13/12/2019

Economia criativa já emprega mais do que setores tradicionais da produção gaúcha

Os setores vinculados à cultura, criatividade inovação e conhecimento geram mais empregos do que segmentos tradicionais da economia gaúcha e já são responsáveis por 4,1% da força de trabalho do Rio Grande do Sul - é o que mostra pesquisa inédita realizada pela Secretaria Estadual de Planejamento, Orçamento e Gestão (SEPLAG) em parceria com a Secretaria Estadual da Cultura (SEDAC), com o intuito de compreender as características e potencialidades da chamada "Economia Criativa".

O estudo foi elaborado por pesquisadores do Departamento de Economia e Estatística (DEE/Seplag), e foi apresentado em evento na Casa de Cultura Mario Quintana, no Centro Histórico de Porto Alegre.

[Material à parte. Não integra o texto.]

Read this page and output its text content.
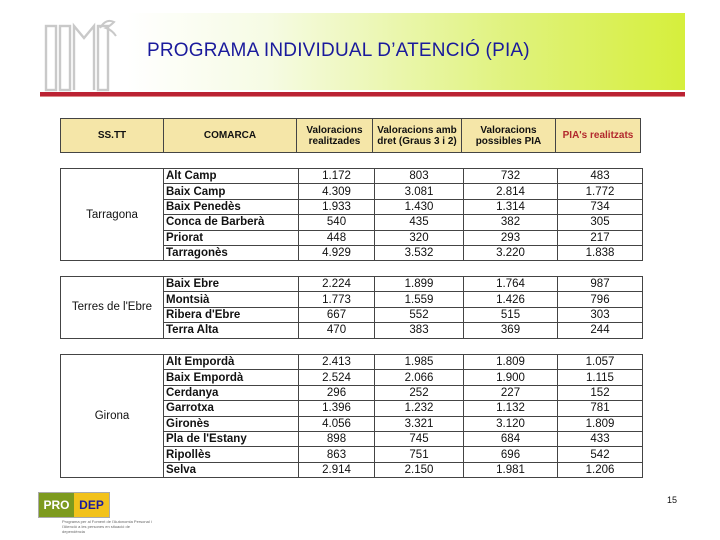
PROGRAMA INDIVIDUAL D’ATENCIÓ (PIA)
SS.TT	COMARCA	Valoracions realitzades	Valoracions amb dret (Graus 3 i 2)	Valoracions possibles PIA	PIA's realitzats
Tarragona	Alt Camp	1.172	803	732	483
	Baix Camp	4.309	3.081	2.814	1.772
	Baix Penedès	1.933	1.430	1.314	734
	Conca de Barberà	540	435	382	305
	Priorat	448	320	293	217
	Tarragonès	4.929	3.532	3.220	1.838
Terres de l'Ebre	Baix Ebre	2.224	1.899	1.764	987
	Montsià	1.773	1.559	1.426	796
	Ribera d'Ebre	667	552	515	303
	Terra Alta	470	383	369	244
Girona	Alt Empordà	2.413	1.985	1.809	1.057
	Baix Empordà	2.524	2.066	1.900	1.115
	Cerdanya	296	252	227	152
	Garrotxa	1.396	1.232	1.132	781
	Gironès	4.056	3.321	3.120	1.809
	Pla de l'Estany	898	745	684	433
	Ripollès	863	751	696	542
	Selva	2.914	2.150	1.981	1.206
PRO DEP
Programa per al Foment de l'Autonomia Personal i l'Atenció a les persones en situació de dependència
15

De acordo com os resultados da pesquisa, o segmento da economia criativa já responde por mais de 130 mil empregos formais no Rio Grande do Sul. Esta contingente é superior, por exemplo, aos postos de trabalho na indústria calçadista ou no setor automobilístico e fica muito próximo ao númeor de empregos gerados em áreas com alto poder de geração de vagas, como a construção civil. Atualmente o Estado registra mais de 48 mil microempreendedores individuais atuando em áreas como publicidade, artes visuais e design, entre outras.

Cenário nacional

Segundo a pesquisa, o RS aparece na quarta posição no ranking nacional tanto em termos de empregos formais como de empreendimentos registrados. Dos quase dois milhões de brasileiros com emprego formal na Economia Criativa, os gaúchos respondem por 6,5% (130.079 postos ao final de 2017), ficando atrás apenas de São Paulo, Rio de Janeiro e Minas Gerais. Em termos de peso do setor criativo gaúcho no total da economia do país, a participação fica acima da média nacional: o RS concentra 4,1% dos postos de trabalho (média do Brasil é de 3,5%) e 6,6% nos empreendimentos (6,1% é a média nacional).

“Do ponto de vista da proporção do número de empreendimentos, o Rio Grande do Sul fica atrás apenas de São Paulo, do Rio de Janeiro e do Distrito Federal. No entanto, é importante considerar que, no caso deste último, a dimensão menor do DF e o perfil de sua economia, concentrada no setor de serviços, fazem com que o número de empreendimentos em economia criativa tenha um peso relativo maior”, pondera o pesquisador.

Empregos na crise

Um aspecto importante revelado pelo estudo é que a Economia Criativa não ficou imune à recessão que o país enfrentou a partir de 2014. Houve uma sensível redução em empregos formais e em empresas neste período, porém o RS conseguiu manter, ao menos, um patamar muito próximo de 2009, quando o setor dava os primeiros passos de efetivo crescimento.

No período focado na pesquisa (2006 – 2017), pelos menos três setores tiveram crescimento exponencial: publicidade (151,6%), ensino da cultura (142,4%) e telecomunicações (111,6%). Em números absolutos, o segmento de tecnologia da informação e da comunicação é preponderante: tinha, ao final de 2017, 38.603 empregos registrados, crescimento de 14,9% no período. Por outro lado, o estudo aponta que a remuneração média dos gaúchos é 23,1% menor do que a nacional.

Micros

Dos 48.148 microempreendedores individuais (MEIs) registrados em 2019 e atuando no segmento, a publicidade responde por um terço do total (18.466). Na sequência, aparecem profissionais com MEI atuando em artes visuais e performáticas (9.786), ensino da cultura (4.541) e na arquitetura, design e moda (4.179).

“O surgimento deste novo conceito do MEI contribuiu de maneira significativa no sentido de gerar um marco legal voltado para a formalização dos empreendedores informais. Trabalhadores que atuavam na informalidade foram integrados ao mercado formal de trabalho”, consta na Nota Técnica elaborada pelo pesquisador.